Фрау Гроффен не умела улыбаться. На ее узком лице застыло выражение брезгливости и удивления, словно она силилась понять, что же такого нашел ее сын, славный, послушный Ганс, на краю мира? Что такого увидел он в этой грязной девчонке, на которую тратит и время, и деньги, и репутацию? Нет, фрау Гроффен определенно не понимала подобного.
А Анке не понимала ее. Узкое лицо с массивным носом и неестественно высоким – из-за сбритых по старой моде бровей – лбом. Тяжелый подбородок и презрительно поджатые губы. Мертвые соболя и брошь с синими, ледяными камнями.
И сердце у нее ледяное, если она не позволила Гансу… угрожала наследства лишить… угрожала проклясть… угрожала…
– Фрау ставит в известность, что свадьба состоится до конца месяца, а значит, нам следует озаботиться поиском нового места.
Свадьба? Темнота шутит, темнота дразнит Анке голосом компаньонки:
– Рекомендации обещаны…
– А с ней-то что?
«Да, да, что со мной?» – Анке казалось, она кричит, но тьма глотала голос, не позволяя тревожить покой дома. И ответа услышать не позволила.
А на следующий день к утреннему туалету подали письмо от Ганса. Сухое, деловитое и явно писанное не для нее, любимой – для какой-то другой женщины.
Ведь не может Ганс быть столь жесток? Он женится… пускай, Анке любит, Анке примет и ту, другую, найденную фрау Гроффен, верно, похожую на Гансову матушку в изысканной бледности и аристократичном уродстве. Анке повзрослела, она понимает, что брак между ней и Гансом невозможен, но любовь, любовь-то запретить нельзя?
Так почему же он пишет о деньгах? О компенсации, каковая позволит Анке жить безбедно? О том, что купил ей дом, поменьше нынешнего и не здесь – она должна понять, что в данных обстоятельствах он не может позволить ей остаться в городе, – но тоже очень хороший. Он даже позволяет оставить драгоценности и наряды, вывезти мебель, если у Анке будет желание.
Он щедр, милый Ганс.
Он жесток.
– Почему она плачет? – Мальчик тер глаза: сказка эта ему уже не нравилась, но и оторваться не мог. Боялся оторваться. Боялся просыпаться. Боялся смотреть дальше. – Почему?
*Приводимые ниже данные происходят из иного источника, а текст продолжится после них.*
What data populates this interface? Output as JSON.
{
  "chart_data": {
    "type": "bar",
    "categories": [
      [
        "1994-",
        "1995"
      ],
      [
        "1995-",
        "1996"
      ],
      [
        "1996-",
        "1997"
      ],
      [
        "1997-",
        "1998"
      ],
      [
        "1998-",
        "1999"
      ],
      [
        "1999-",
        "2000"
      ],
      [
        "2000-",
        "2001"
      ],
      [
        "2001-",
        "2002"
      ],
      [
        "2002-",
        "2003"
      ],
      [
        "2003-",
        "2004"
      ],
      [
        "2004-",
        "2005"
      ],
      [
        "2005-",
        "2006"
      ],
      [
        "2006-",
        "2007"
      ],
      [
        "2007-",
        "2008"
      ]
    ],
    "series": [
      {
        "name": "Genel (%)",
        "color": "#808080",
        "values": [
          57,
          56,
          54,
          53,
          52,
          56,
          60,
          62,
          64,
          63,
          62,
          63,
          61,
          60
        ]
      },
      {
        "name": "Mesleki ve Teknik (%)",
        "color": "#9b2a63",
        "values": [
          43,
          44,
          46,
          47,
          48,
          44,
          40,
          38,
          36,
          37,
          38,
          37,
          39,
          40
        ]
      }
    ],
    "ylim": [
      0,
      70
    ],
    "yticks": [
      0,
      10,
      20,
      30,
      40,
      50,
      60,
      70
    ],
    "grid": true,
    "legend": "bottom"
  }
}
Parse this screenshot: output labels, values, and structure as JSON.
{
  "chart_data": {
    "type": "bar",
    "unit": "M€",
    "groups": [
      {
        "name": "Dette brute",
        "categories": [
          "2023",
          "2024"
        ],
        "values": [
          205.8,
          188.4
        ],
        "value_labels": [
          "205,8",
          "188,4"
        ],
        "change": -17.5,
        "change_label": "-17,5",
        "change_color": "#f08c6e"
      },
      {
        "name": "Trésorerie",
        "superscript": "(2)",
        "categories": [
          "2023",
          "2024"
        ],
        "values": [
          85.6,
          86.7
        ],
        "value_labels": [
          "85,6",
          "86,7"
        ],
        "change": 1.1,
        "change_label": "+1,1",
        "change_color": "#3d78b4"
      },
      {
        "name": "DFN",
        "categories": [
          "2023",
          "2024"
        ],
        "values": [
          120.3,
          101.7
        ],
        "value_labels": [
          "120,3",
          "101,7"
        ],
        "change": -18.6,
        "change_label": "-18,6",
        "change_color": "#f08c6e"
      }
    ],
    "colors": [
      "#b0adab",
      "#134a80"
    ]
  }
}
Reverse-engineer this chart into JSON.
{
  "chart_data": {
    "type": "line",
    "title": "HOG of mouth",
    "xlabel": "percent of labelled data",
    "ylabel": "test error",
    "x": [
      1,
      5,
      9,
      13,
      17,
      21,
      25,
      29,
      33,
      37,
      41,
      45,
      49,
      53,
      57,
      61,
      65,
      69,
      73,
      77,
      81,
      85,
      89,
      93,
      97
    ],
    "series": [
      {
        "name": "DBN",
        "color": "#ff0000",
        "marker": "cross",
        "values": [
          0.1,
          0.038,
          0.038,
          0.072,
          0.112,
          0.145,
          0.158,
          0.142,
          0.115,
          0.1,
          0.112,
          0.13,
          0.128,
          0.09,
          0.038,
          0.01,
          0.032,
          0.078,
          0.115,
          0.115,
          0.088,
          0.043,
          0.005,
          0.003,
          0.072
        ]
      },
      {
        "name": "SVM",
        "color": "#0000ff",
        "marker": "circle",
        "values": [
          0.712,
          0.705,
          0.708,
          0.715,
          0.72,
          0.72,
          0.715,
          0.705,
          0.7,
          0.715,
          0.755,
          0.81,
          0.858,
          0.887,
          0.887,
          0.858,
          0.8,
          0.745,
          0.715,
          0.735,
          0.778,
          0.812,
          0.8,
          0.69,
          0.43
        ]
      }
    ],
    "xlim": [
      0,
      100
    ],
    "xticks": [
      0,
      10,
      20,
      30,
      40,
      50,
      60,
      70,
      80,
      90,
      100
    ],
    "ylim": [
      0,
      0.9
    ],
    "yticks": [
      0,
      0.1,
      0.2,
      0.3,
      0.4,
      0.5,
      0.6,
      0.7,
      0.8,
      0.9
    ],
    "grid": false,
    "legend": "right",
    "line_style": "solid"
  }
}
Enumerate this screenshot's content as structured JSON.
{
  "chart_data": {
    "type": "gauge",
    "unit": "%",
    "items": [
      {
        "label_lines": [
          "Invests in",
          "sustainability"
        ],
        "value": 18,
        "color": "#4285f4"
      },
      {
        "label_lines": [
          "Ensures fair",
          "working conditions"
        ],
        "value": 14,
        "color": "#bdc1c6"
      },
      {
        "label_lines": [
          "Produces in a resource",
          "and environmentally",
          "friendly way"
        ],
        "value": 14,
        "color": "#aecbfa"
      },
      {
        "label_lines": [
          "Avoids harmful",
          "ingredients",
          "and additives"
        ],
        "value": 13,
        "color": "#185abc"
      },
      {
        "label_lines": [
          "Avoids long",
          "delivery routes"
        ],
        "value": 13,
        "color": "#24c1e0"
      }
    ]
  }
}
– Потому что сердце ее разбилось.
– Но она ведь скажет, что любит его? И он вернется, да? – мальчику хочется верить в счастливый конец – ведь сказкам положено заканчиваться именно так, но Тень лишь вздыхает беззвучно и горестно.
– Она не скажет, не сумеет сказать так, чтобы он услышал.
– Почему?
– Потому… а представь, что у нее нет слов. Что она для него нема.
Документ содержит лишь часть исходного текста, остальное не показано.